The reality: A reactive system that restricts needs to fit budgets
In reality, social care operates as a "reactive" economy, but in the wrong way. Reactive economies can work in the interests of the consumer when supply of goods and services react to consumer demand. But in social care, its the other way round. Decisions about what is ‘need’ are made by council staff. They have to balance two conflicting priorities:
Meeting all needs which are a ‘duty’ under the Care Act: They have a legal obligation to meet all needs they say are ‘eligible’ and therefore a ‘duty’ to meet.
Staying within budget: They cannot overspend their budget.
Since the budget is unchangeable, council staff have no choice but to adjust what they deem ‘eligible’.
In this way, funding limits end up defining "need" instead of needs defining funding requirements.
How the myth is maintained
Claims from Council leaders: Directors of social care departments continue to say that budgets are planned to meet all needs within the National Eligibility Criteria.
The language of ‘eligibility’: Social workers and staff who undertake assessments of need describe their decisions using the language of the eligibility criteria, even when budget restrictions drive those decisions.
The Consequences
Budgets are always met: Every year, the budget is spent almost exactly as planned. The 2024 Association of Directors of Adult Social Services (ADASS) annual budget survey showed £84.9 billion was spent on social care over five years, against budgets of £84.1 billion, a variance of less than 1%. This precision is satisfying for government budgeting but doesn’t reflect real needs.

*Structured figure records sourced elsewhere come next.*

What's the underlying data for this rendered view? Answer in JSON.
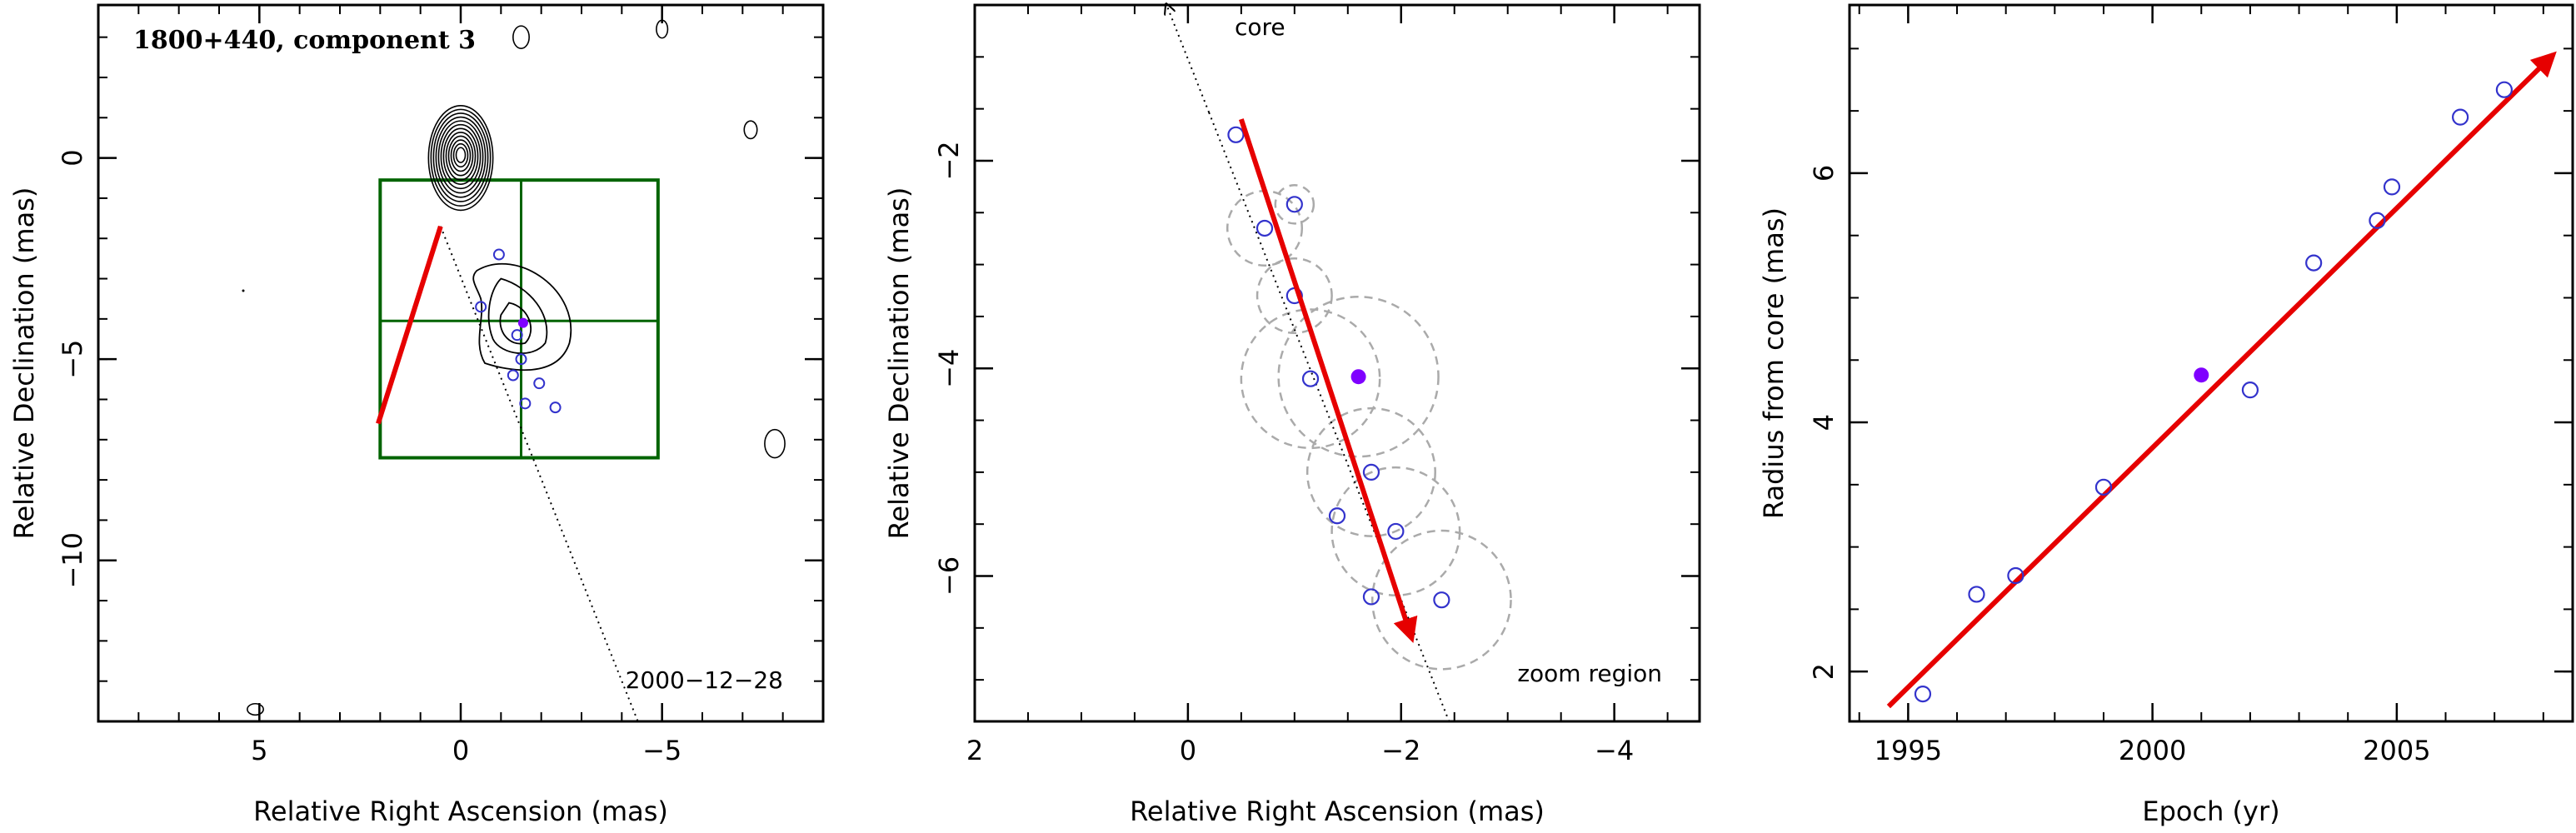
{
  "chart_data": [
    {
      "id": "map",
      "type": "contour",
      "title": "1800+440, component 3",
      "xlabel": "Relative Right Ascension (mas)",
      "ylabel": "Relative Declination (mas)",
      "xlim": [
        9,
        -9
      ],
      "ylim": [
        -14,
        3.8
      ],
      "x_ticks": [
        5,
        0,
        -5
      ],
      "y_ticks": [
        0,
        -5,
        -10
      ],
      "epoch_label": "2000−12−28",
      "grid_box": {
        "x_edges": [
          2,
          -1.5,
          -4.9
        ],
        "y_edges": [
          -0.55,
          -4.05,
          -7.45
        ]
      },
      "core_ellipse": {
        "x": 0,
        "y": 0,
        "rx": 0.8,
        "ry": 1.3
      },
      "arrow": {
        "x1": 0.5,
        "y1": -1.7,
        "x2": 2.05,
        "y2": -6.6
      },
      "dotted_line": {
        "x1": 0.5,
        "y1": -1.7,
        "x2": -4.4,
        "y2": -14
      },
      "points": [
        {
          "x": -0.95,
          "y": -2.4
        },
        {
          "x": -0.5,
          "y": -3.7
        },
        {
          "x": -1.4,
          "y": -4.4
        },
        {
          "x": -1.3,
          "y": -5.4
        },
        {
          "x": -1.6,
          "y": -6.1
        },
        {
          "x": -1.95,
          "y": -5.6
        },
        {
          "x": -2.35,
          "y": -6.2
        },
        {
          "x": -1.5,
          "y": -5.0
        }
      ],
      "filled_point": {
        "x": -1.55,
        "y": -4.1
      }
    },
    {
      "id": "zoom",
      "type": "scatter",
      "xlabel": "Relative Right Ascension (mas)",
      "ylabel": "Relative Declination (mas)",
      "xlim": [
        2,
        -4.8
      ],
      "ylim": [
        -7.4,
        -0.5
      ],
      "x_ticks": [
        2,
        0,
        -2,
        -4
      ],
      "y_ticks": [
        -2,
        -4,
        -6
      ],
      "core_label": "core",
      "zoom_label": "zoom region",
      "arrow": {
        "x1": -0.5,
        "y1": -1.6,
        "x2": -2.1,
        "y2": -6.6
      },
      "dotted_line": {
        "x1": 0.2,
        "y1": -0.5,
        "x2": -2.45,
        "y2": -7.4
      },
      "points": [
        {
          "x": -0.45,
          "y": -1.75
        },
        {
          "x": -0.72,
          "y": -2.65
        },
        {
          "x": -1.0,
          "y": -2.42
        },
        {
          "x": -1.0,
          "y": -3.3
        },
        {
          "x": -1.15,
          "y": -4.1
        },
        {
          "x": -1.72,
          "y": -5.0
        },
        {
          "x": -1.4,
          "y": -5.42
        },
        {
          "x": -1.95,
          "y": -5.57
        },
        {
          "x": -1.72,
          "y": -6.2
        },
        {
          "x": -2.38,
          "y": -6.23
        }
      ],
      "filled_point": {
        "x": -1.6,
        "y": -4.08
      },
      "error_circles": [
        {
          "x": -0.72,
          "y": -2.65,
          "r": 0.35
        },
        {
          "x": -1.0,
          "y": -2.42,
          "r": 0.18
        },
        {
          "x": -1.0,
          "y": -3.3,
          "r": 0.35
        },
        {
          "x": -1.15,
          "y": -4.1,
          "r": 0.65
        },
        {
          "x": -1.6,
          "y": -4.08,
          "r": 0.75
        },
        {
          "x": -1.72,
          "y": -5.0,
          "r": 0.6
        },
        {
          "x": -1.95,
          "y": -5.57,
          "r": 0.6
        },
        {
          "x": -2.38,
          "y": -6.23,
          "r": 0.65
        }
      ]
    },
    {
      "id": "radius",
      "type": "scatter",
      "xlabel": "Epoch (yr)",
      "ylabel": "Radius from core (mas)",
      "xlim": [
        1993.8,
        2008.6
      ],
      "ylim": [
        1.6,
        7.35
      ],
      "x_ticks": [
        1995,
        2000,
        2005
      ],
      "y_ticks": [
        2,
        4,
        6
      ],
      "fit_line": {
        "x1": 1994.6,
        "y1": 1.72,
        "x2": 2008.2,
        "y2": 6.95
      },
      "points": [
        {
          "x": 1995.3,
          "y": 1.82
        },
        {
          "x": 1996.4,
          "y": 2.62
        },
        {
          "x": 1997.2,
          "y": 2.77
        },
        {
          "x": 1999.0,
          "y": 3.48
        },
        {
          "x": 2002.0,
          "y": 4.26
        },
        {
          "x": 2003.3,
          "y": 5.28
        },
        {
          "x": 2004.6,
          "y": 5.62
        },
        {
          "x": 2004.9,
          "y": 5.89
        },
        {
          "x": 2006.3,
          "y": 6.45
        },
        {
          "x": 2007.2,
          "y": 6.67
        }
      ],
      "filled_point": {
        "x": 2001.0,
        "y": 4.38
      }
    }
  ],
  "colors": {
    "axis": "#000000",
    "arrow": "#e60000",
    "points": "#3333cc",
    "filled_point": "#7f00ff",
    "box": "#006400",
    "error_circle": "#aaaaaa"
  }
}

Unmet needs are officially unseen: Councils claim there’s no unmet need. None is documented. The ADASS survey says the only needs not met are for people awaiting their assessment. The Statutory Guidance to the Care Act assumes all needs are met. It makes no mention of unmet need following the assessment.
Inequality between councils - the postcode lottery: Different councils spend widely different amounts on social care per person. Wealthier councils, with fewer people in need, can raise more in taxes and thus spend more per person, creating large inequalities. The Local Government Association (LGA) found up to a 70% difference in spending per person between the highest and lowest-spending councils. (This is actually an understatement as the LGA excludes councils at either end of the spectrum. If all councils are included, the difference is near 100%).
Hidden unmet needs: Non-governmental organisations know there are many unmet needs in social care, but these remain unmeasured and unaddressed. Think tanks try to estimate the scope of these needs, but since they accept the "planned economy" myth, their projections are based on the assumption that the existing spend is doing what it should. This mistake means their estimates cannot be accurate. They have never impacted political funding decisions
A new approach: Making social care a working planned economy
Our campaign proposes that social care should indeed be planned, but in a way that truly responds to people’s needs. It must be flipped around so that needs determine budgets, not budgets define needs:
Identifying needs first: Instead of fitting needs to a set budget, all needs would be identified and documented, no matter the resources available at the time.
Funding follows need: This approach would allow for the gap between actual needs and available resources to be clearly seen, which could inform future budgets and help ensure resources match real, documented demand.
This would actually make the focus on wellbeing achievable according to the 2014 Care Act. But it has never been delivered. Our dossier will set out how the statutory guidance to the Act is responsible for a system that can never hope to achieve the funding it needs.